Türkiye Sakatlar Konfederasyonu Başkanı ve Başbakanlık Müşaviri A. Faruk ÖZTİMUR’u altı yıl önce ebediyete yolcu ettik. O, kendi kullandığı aracı içinde 2012 yılının 17 Nisan günü Antalya Kaleiçi’nde çok sevdiği denizde yaşama veda etti. Yine bir 17 Nisan günü vefat eden çok yakın olduğu 8. Cumhurbaşkanımız Turgut ÖZAL ile sanki kaderleri birleşmişti.
Faruk Bey, insan ilişkileri güçlü, ikna yeteneği yüksek, çok çabuk karar verebilen ve tuttuğunu koparan bir kişiliğe sahipti. O’nun engelliler toplumuna kazandırdıkları, yaptığı hizmetler ve başarılarında, başta cumhurbaşkanları, başbakanlar, bakanlar, siyasi liderler, komutanlar, valiler, bürokratlar ve yabancı yetkililerle kurduğu dostluk ve ilişkiler, birçok sorunun aşılmasında, birçok çalışmanın gerçekleştirilmesinde yardımcı oldu.

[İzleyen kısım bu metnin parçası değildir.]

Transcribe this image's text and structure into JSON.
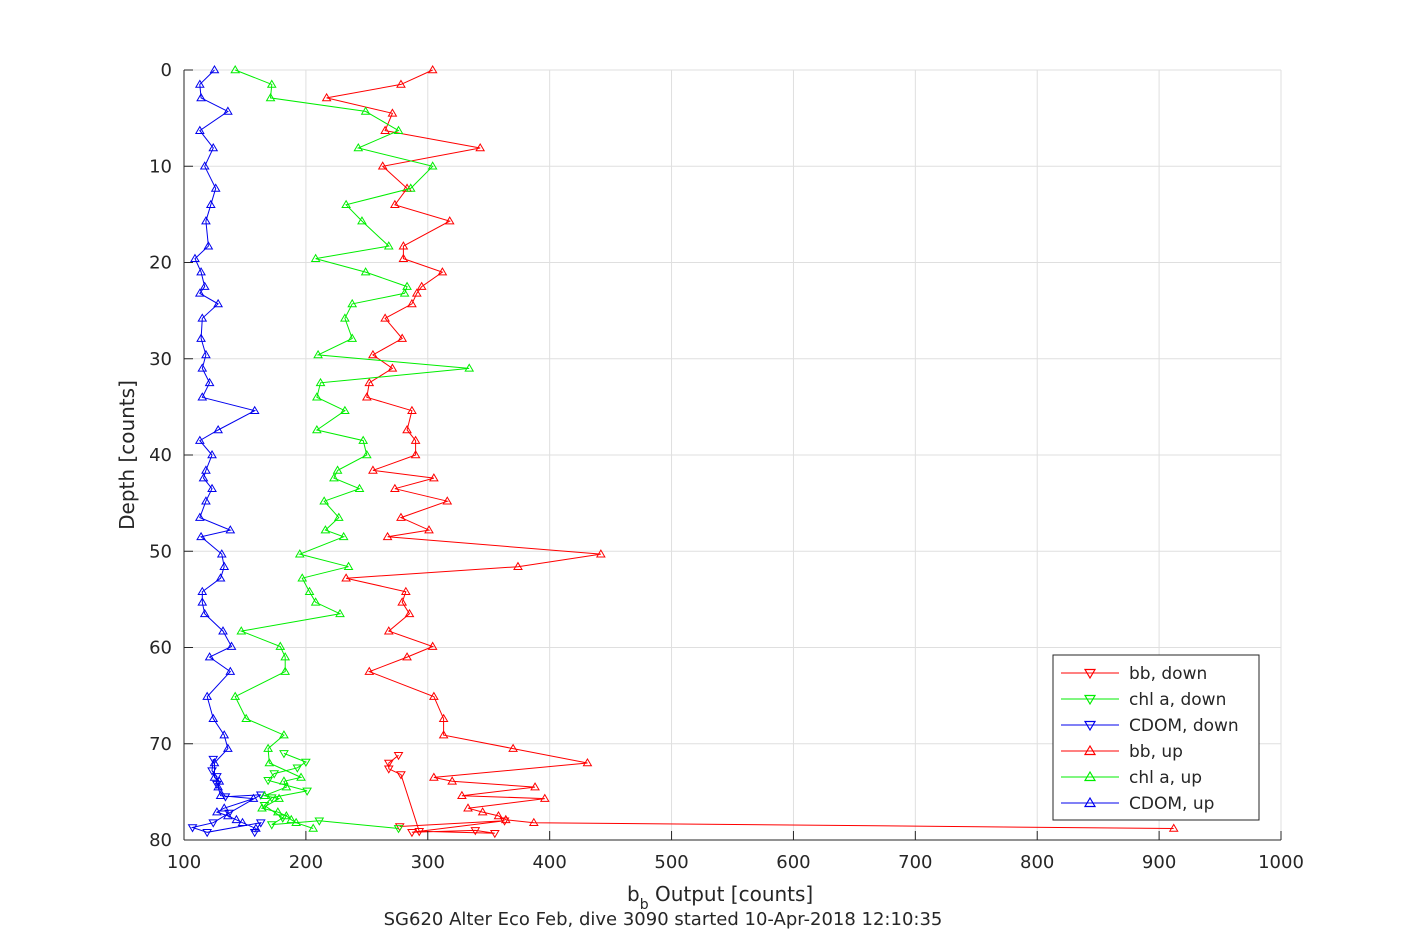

O’nu anlatmak, O’nun hakkında yazmak çok zordu. O’nun müthiş temposunun, beyin fırtınasının, ani karar verebilme yetisinin ve hızlı fikir üretebilmesinin tanığı olanlar için, 51 yıllık kısa yaşamı içine neleri sığdırdığını sıralamak pek kolay değildi.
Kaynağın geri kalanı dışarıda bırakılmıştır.